Una tarde no sé qué fue lo que pasó. En la época de calor nos quedábamos al aire libre hasta la hora de la cena. Esa vez a Lila no se le vio el pelo, fui a llamarla debajo de sus ventanas, que estaban en la planta baja. Gritaba: «Lí, Lí, Lí», y mi voz se sumaba a la muy estridente de Fernando, a la estridente de su esposa, a la insistente de mi amiga. Noté con claridad que estaba ocurriendo algo que me aterrorizaba. Por las ventanas se colaban un napolitano barriobajero y el estruendo de objetos rotos. En apariencia no pasaba nada distinto de lo que ocurría en mi casa cuando mi madre se enojaba porque el dinero no alcanzaba y mi padre se enojaba porque ella ya se había gastado parte del sueldo que le había entregado. En realidad había una diferencia sustancial. Mi padre se contenía incluso cuando estaba furioso, se volvía violento en sordina, impidiendo que su voz estallara aunque se le hincharan igualmente las venas del cuello y se le inflamaran los ojos. Fernando en cambio gritaba, rompía cosas, y la rabia se autoalimentaba, no conseguía detenerse, al contrario, los intentos de su mujer para frenarlo lo enfurecían todavía más y aunque no estuviera enfadado con ella, terminaba zurrándola. Yo insistía en llamar a Lila para sacarla de aquella tormenta de gritos, de obscenidades, de ruidos de devastación. Gritaba «Lí, Lí, Lí», pero ella, la oí, seguía insultando a su padre.

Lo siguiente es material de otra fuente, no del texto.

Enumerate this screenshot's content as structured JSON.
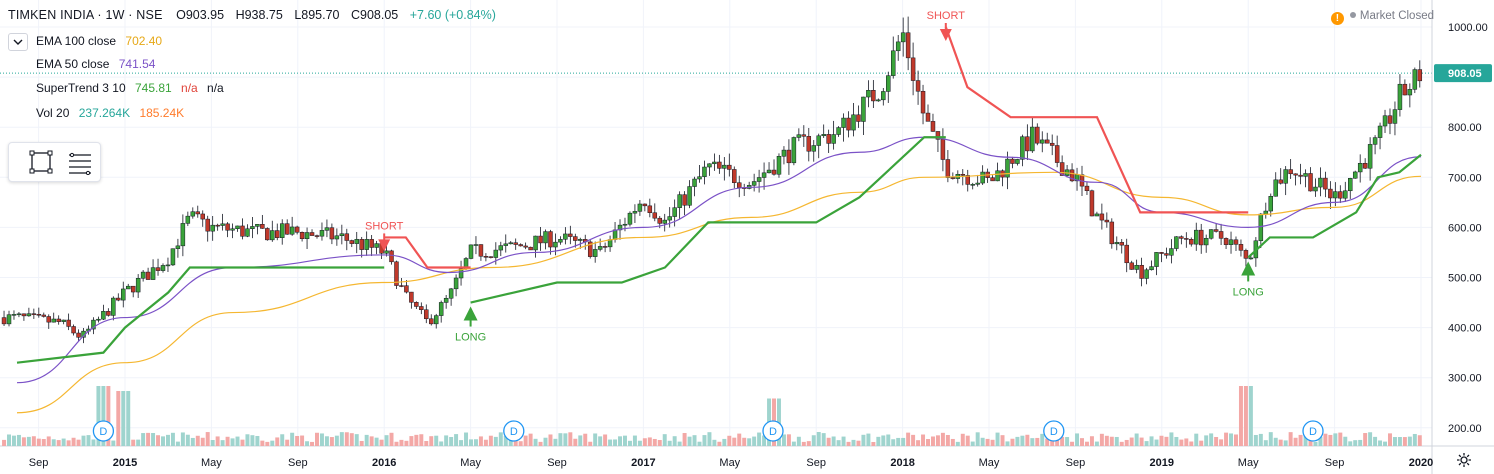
{
  "header": {
    "symbol": "TIMKEN INDIA · 1W · NSE",
    "open": "O903.95",
    "high": "H938.75",
    "low": "L895.70",
    "close": "C908.05",
    "change": "+7.60 (+0.84%)"
  },
  "indicators": [
    {
      "label": "EMA 100 close",
      "values": [
        "702.40"
      ],
      "colors": [
        "#e6a817"
      ]
    },
    {
      "label": "EMA 50 close",
      "values": [
        "741.54"
      ],
      "colors": [
        "#7b52c7"
      ]
    },
    {
      "label": "SuperTrend 3 10",
      "values": [
        "745.81",
        "n/a",
        "n/a"
      ],
      "colors": [
        "#3aa33a",
        "#e0443a",
        "#131722"
      ]
    },
    {
      "label": "Vol 20",
      "values": [
        "237.264K",
        "185.24K"
      ],
      "colors": [
        "#26a69a",
        "#ff7b2b"
      ]
    }
  ],
  "market_status": "Market Closed",
  "icons": {
    "collapse": "chevron-down-icon",
    "rect_tool": "rectangle-tool-icon",
    "lines_tool": "lines-tool-icon",
    "warning": "warning-icon",
    "settings": "gear-icon"
  },
  "colors": {
    "up": "#26a69a",
    "down": "#ef5350",
    "candle_up_fill": "#3aa33a",
    "candle_down_fill": "#c0392b",
    "ema100": "#f5b731",
    "ema50": "#7b52c7",
    "supertrend_up": "#3aa33a",
    "supertrend_down": "#f05454",
    "vol_up": "#9fd4ce",
    "vol_down": "#f3a8a6",
    "price_badge": "#26a69a",
    "dividend": "#2196f3"
  },
  "chart_data": {
    "type": "candlestick",
    "title": "TIMKEN INDIA · 1W · NSE",
    "x_ticks": [
      "Sep",
      "2015",
      "May",
      "Sep",
      "2016",
      "May",
      "Sep",
      "2017",
      "May",
      "Sep",
      "2018",
      "May",
      "Sep",
      "2019",
      "May",
      "Sep",
      "2020"
    ],
    "y_ticks": [
      200,
      300,
      400,
      500,
      600,
      700,
      800,
      900,
      1000
    ],
    "ylim": [
      170,
      1020
    ],
    "last_price": "908.05",
    "price_keypoints": [
      [
        "2014-08",
        420
      ],
      [
        "2014-10",
        410
      ],
      [
        "2014-11",
        380
      ],
      [
        "2015-01",
        470
      ],
      [
        "2015-03",
        540
      ],
      [
        "2015-04",
        620
      ],
      [
        "2015-05",
        600
      ],
      [
        "2015-07",
        590
      ],
      [
        "2015-09",
        590
      ],
      [
        "2015-11",
        580
      ],
      [
        "2016-01",
        550
      ],
      [
        "2016-02",
        460
      ],
      [
        "2016-03",
        410
      ],
      [
        "2016-04",
        460
      ],
      [
        "2016-05",
        550
      ],
      [
        "2016-07",
        560
      ],
      [
        "2016-09",
        580
      ],
      [
        "2016-11",
        550
      ],
      [
        "2017-01",
        660
      ],
      [
        "2017-02",
        610
      ],
      [
        "2017-04",
        720
      ],
      [
        "2017-06",
        690
      ],
      [
        "2017-08",
        760
      ],
      [
        "2017-10",
        790
      ],
      [
        "2017-12",
        880
      ],
      [
        "2018-01",
        990
      ],
      [
        "2018-02",
        820
      ],
      [
        "2018-03",
        720
      ],
      [
        "2018-05",
        690
      ],
      [
        "2018-07",
        780
      ],
      [
        "2018-09",
        700
      ],
      [
        "2018-10",
        620
      ],
      [
        "2018-12",
        510
      ],
      [
        "2019-02",
        580
      ],
      [
        "2019-04",
        580
      ],
      [
        "2019-05",
        530
      ],
      [
        "2019-06",
        680
      ],
      [
        "2019-07",
        720
      ],
      [
        "2019-09",
        660
      ],
      [
        "2019-11",
        770
      ],
      [
        "2019-12",
        860
      ],
      [
        "2020-01",
        908
      ]
    ],
    "ema100_points": [
      [
        "2014-08",
        230
      ],
      [
        "2015-01",
        330
      ],
      [
        "2015-06",
        430
      ],
      [
        "2016-01",
        490
      ],
      [
        "2016-06",
        520
      ],
      [
        "2017-01",
        580
      ],
      [
        "2017-06",
        620
      ],
      [
        "2017-11",
        670
      ],
      [
        "2018-02",
        700
      ],
      [
        "2018-08",
        710
      ],
      [
        "2019-01",
        660
      ],
      [
        "2019-05",
        625
      ],
      [
        "2019-09",
        640
      ],
      [
        "2020-01",
        702
      ]
    ],
    "ema50_points": [
      [
        "2014-08",
        290
      ],
      [
        "2015-01",
        420
      ],
      [
        "2015-06",
        520
      ],
      [
        "2016-01",
        545
      ],
      [
        "2016-04",
        510
      ],
      [
        "2016-08",
        550
      ],
      [
        "2017-01",
        600
      ],
      [
        "2017-06",
        680
      ],
      [
        "2017-11",
        750
      ],
      [
        "2018-02",
        780
      ],
      [
        "2018-06",
        740
      ],
      [
        "2018-10",
        690
      ],
      [
        "2019-01",
        630
      ],
      [
        "2019-05",
        600
      ],
      [
        "2019-09",
        650
      ],
      [
        "2020-01",
        741
      ]
    ],
    "supertrend_segments": [
      {
        "dir": "up",
        "points": [
          [
            "2014-08",
            330
          ],
          [
            "2014-12",
            350
          ],
          [
            "2015-01",
            400
          ],
          [
            "2015-03",
            470
          ],
          [
            "2015-04",
            520
          ],
          [
            "2016-01",
            520
          ]
        ]
      },
      {
        "dir": "down",
        "points": [
          [
            "2016-01",
            580
          ],
          [
            "2016-02",
            580
          ],
          [
            "2016-03",
            520
          ],
          [
            "2016-05",
            520
          ]
        ]
      },
      {
        "dir": "up",
        "points": [
          [
            "2016-05",
            450
          ],
          [
            "2016-07",
            470
          ],
          [
            "2016-09",
            490
          ],
          [
            "2016-12",
            490
          ],
          [
            "2017-02",
            520
          ],
          [
            "2017-04",
            610
          ],
          [
            "2017-09",
            610
          ],
          [
            "2017-11",
            660
          ],
          [
            "2018-02",
            780
          ],
          [
            "2018-03",
            780
          ]
        ]
      },
      {
        "dir": "down",
        "points": [
          [
            "2018-03",
            1000
          ],
          [
            "2018-04",
            880
          ],
          [
            "2018-06",
            820
          ],
          [
            "2018-10",
            820
          ],
          [
            "2018-12",
            630
          ],
          [
            "2019-05",
            630
          ]
        ]
      },
      {
        "dir": "up",
        "points": [
          [
            "2019-05",
            540
          ],
          [
            "2019-06",
            580
          ],
          [
            "2019-08",
            580
          ],
          [
            "2019-10",
            630
          ],
          [
            "2019-11",
            700
          ],
          [
            "2019-12",
            710
          ],
          [
            "2020-01",
            745
          ]
        ]
      }
    ],
    "signals": [
      {
        "type": "SHORT",
        "date": "2016-01",
        "price": 580
      },
      {
        "type": "LONG",
        "date": "2016-05",
        "price": 450
      },
      {
        "type": "SHORT",
        "date": "2018-03",
        "price": 1000
      },
      {
        "type": "LONG",
        "date": "2019-05",
        "price": 540
      }
    ],
    "dividends": [
      {
        "label": "D",
        "date": "2014-12"
      },
      {
        "label": "D",
        "date": "2016-07"
      },
      {
        "label": "D",
        "date": "2017-07"
      },
      {
        "label": "D",
        "date": "2018-08"
      },
      {
        "label": "D",
        "date": "2019-08"
      }
    ],
    "volume_spikes": [
      [
        "2014-12",
        0.8
      ],
      [
        "2015-01",
        0.7
      ],
      [
        "2017-07",
        0.55
      ],
      [
        "2019-05",
        0.8
      ]
    ]
  }
}
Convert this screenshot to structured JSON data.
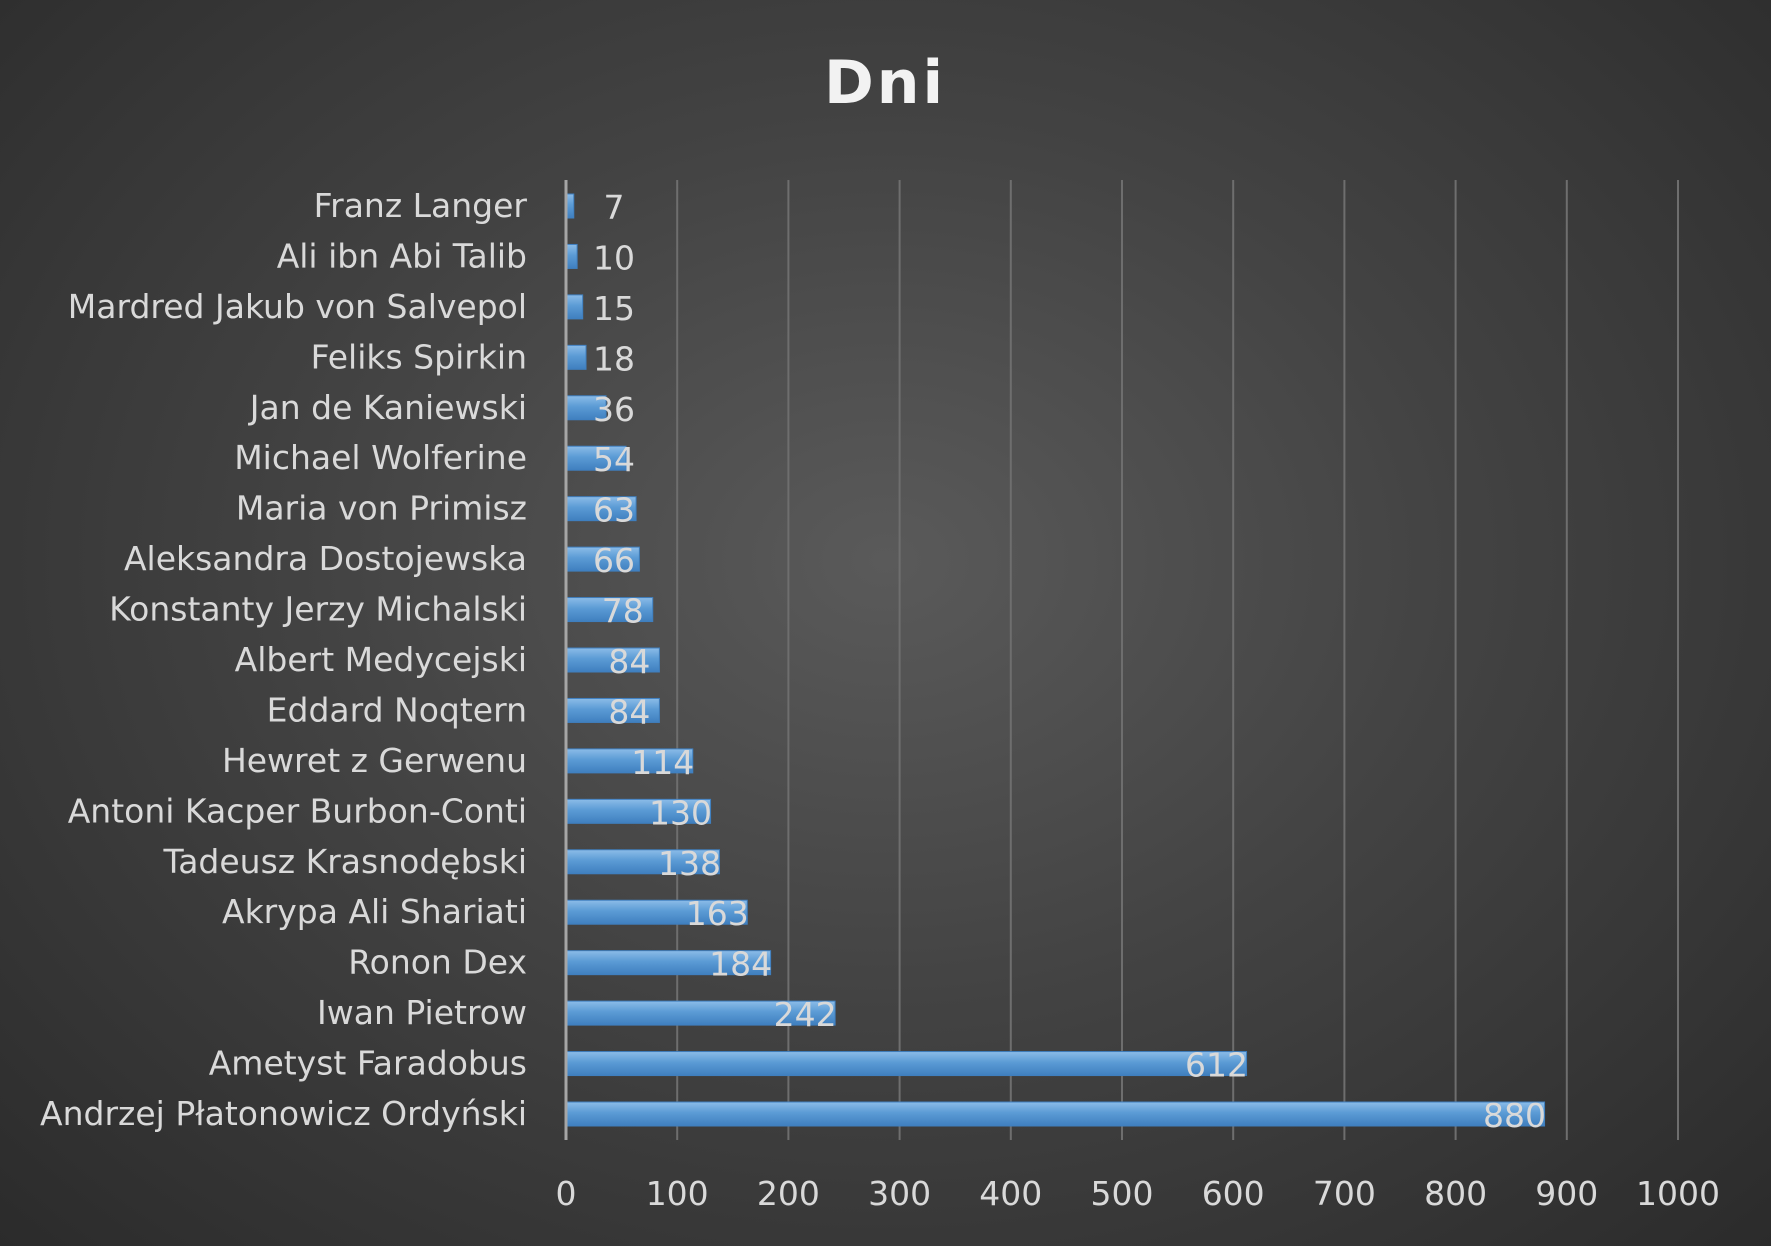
{
  "chart_data": {
    "type": "bar",
    "orientation": "horizontal",
    "title": "Dni",
    "categories": [
      "Franz Langer",
      "Ali ibn Abi Talib",
      "Mardred Jakub von Salvepol",
      "Feliks Spirkin",
      "Jan de Kaniewski",
      "Michael Wolferine",
      "Maria von Primisz",
      "Aleksandra Dostojewska",
      "Konstanty Jerzy Michalski",
      "Albert Medycejski",
      "Eddard Noqtern",
      "Hewret z Gerwenu",
      "Antoni Kacper Burbon-Conti",
      "Tadeusz Krasnodębski",
      "Akrypa Ali Shariati",
      "Ronon Dex",
      "Iwan Pietrow",
      "Ametyst Faradobus",
      "Andrzej Płatonowicz Ordyński"
    ],
    "values": [
      7,
      10,
      15,
      18,
      36,
      54,
      63,
      66,
      78,
      84,
      84,
      114,
      130,
      138,
      163,
      184,
      242,
      612,
      880
    ],
    "xlim": [
      0,
      1000
    ],
    "xticks": [
      "0",
      "100",
      "200",
      "300",
      "400",
      "500",
      "600",
      "700",
      "800",
      "900",
      "1000"
    ],
    "grid": "vertical",
    "legend": "none",
    "data_labels": true,
    "colors": {
      "bar": "#5b9bd5",
      "bar_highlight": "#8cbce8",
      "text": "#d9d9d9",
      "title": "#f2f2f2",
      "grid": "#6e6e6e",
      "axis": "#a6a6a6"
    }
  }
}
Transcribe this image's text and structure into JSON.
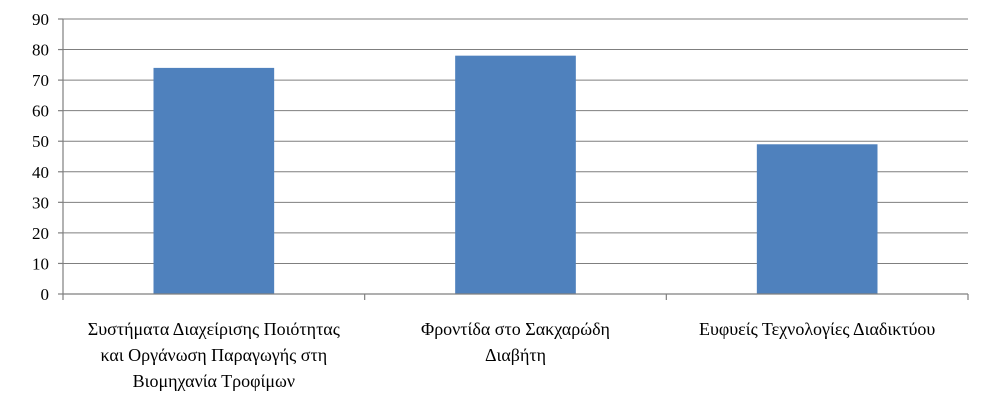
{
  "chart_data": {
    "type": "bar",
    "title": "",
    "xlabel": "",
    "ylabel": "",
    "categories": [
      [
        "Συστήματα Διαχείρισης Ποιότητας",
        "και Οργάνωση Παραγωγής στη",
        "Βιομηχανία Τροφίμων"
      ],
      [
        "Φροντίδα στο Σακχαρώδη",
        "Διαβήτη"
      ],
      [
        "Ευφυείς Τεχνολογίες Διαδικτύου"
      ]
    ],
    "values": [
      74,
      78,
      49
    ],
    "ylim": [
      0,
      90
    ],
    "yticks": [
      0,
      10,
      20,
      30,
      40,
      50,
      60,
      70,
      80,
      90
    ],
    "grid": true,
    "legend": "none",
    "bar_color": "#4f81bd"
  }
}
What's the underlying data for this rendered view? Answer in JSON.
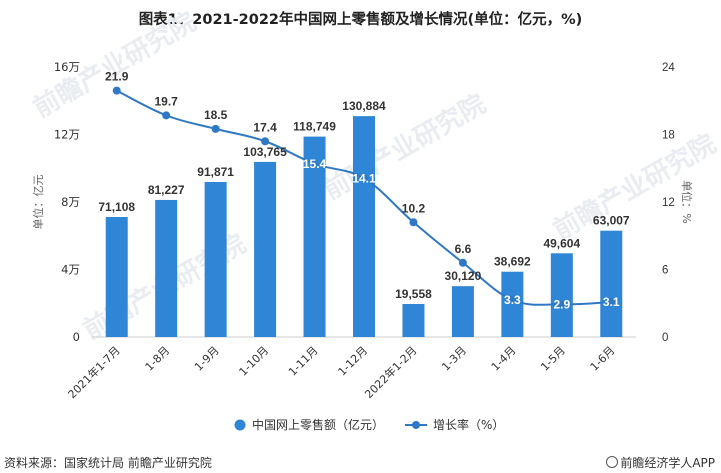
{
  "title": "图表1：2021-2022年中国网上零售额及增长情况(单位：亿元，%)",
  "source": "资料来源：国家统计局 前瞻产业研究院",
  "brand": "前瞻经济学人APP",
  "watermark": "前瞻产业研究院",
  "colors": {
    "bar": "#2f86d6",
    "line": "#2f78c4",
    "text": "#333333",
    "axis": "#cccccc"
  },
  "chart_data": {
    "type": "bar",
    "categories": [
      "2021年1-7月",
      "1-8月",
      "1-9月",
      "1-10月",
      "1-11月",
      "1-12月",
      "2022年1-2月",
      "1-3月",
      "1-4月",
      "1-5月",
      "1-6月"
    ],
    "series": [
      {
        "name": "中国网上零售额（亿元）",
        "type": "bar",
        "axis": "left",
        "values": [
          71108,
          81227,
          91871,
          103765,
          118749,
          130884,
          19558,
          30120,
          38692,
          49604,
          63007
        ],
        "labels": [
          "71,108",
          "81,227",
          "91,871",
          "103,765",
          "118,749",
          "130,884",
          "19,558",
          "30,120",
          "38,692",
          "49,604",
          "63,007"
        ]
      },
      {
        "name": "增长率（%）",
        "type": "line",
        "axis": "right",
        "values": [
          21.9,
          19.7,
          18.5,
          17.4,
          15.4,
          14.1,
          10.2,
          6.6,
          3.3,
          2.9,
          3.1
        ]
      }
    ],
    "ylabel_left": "单位：亿元",
    "ylabel_right": "单位：%",
    "ylim_left": [
      0,
      160000
    ],
    "ylim_right": [
      0,
      24
    ],
    "yticks_left": [
      {
        "value": 0,
        "label": "0"
      },
      {
        "value": 40000,
        "label": "4万"
      },
      {
        "value": 80000,
        "label": "8万"
      },
      {
        "value": 120000,
        "label": "12万"
      },
      {
        "value": 160000,
        "label": "16万"
      }
    ],
    "yticks_right": [
      {
        "value": 0,
        "label": "0"
      },
      {
        "value": 6,
        "label": "6"
      },
      {
        "value": 12,
        "label": "12"
      },
      {
        "value": 18,
        "label": "18"
      },
      {
        "value": 24,
        "label": "24"
      }
    ],
    "legend": [
      {
        "label": "中国网上零售额（亿元）",
        "kind": "bar"
      },
      {
        "label": "增长率（%）",
        "kind": "line"
      }
    ],
    "legend_position": "bottom"
  }
}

Teniamos diez años, nos faltaba poco para cumplir los once. Yo estaba cada vez más rellena, Lila seguía siendo bajita, muy flaca, era ligera y delicada. De pronto los gritos cesaron y poco después mi amiga salió despedida por la ventana, pasó por encima de mi cabeza y aterrizó en el asfalto a mis espaldas.

Me quedé boquiabierta. Fernando se asomó sin dejar de chillar amenazas horribles contra su hija. La había lanzado como un objeto.

La miré estupefacta mientras trataba de incorporarse y me decía con una mueca casi divertida:

-No me he hecho nada.

Pero sangraba, se había roto un brazo.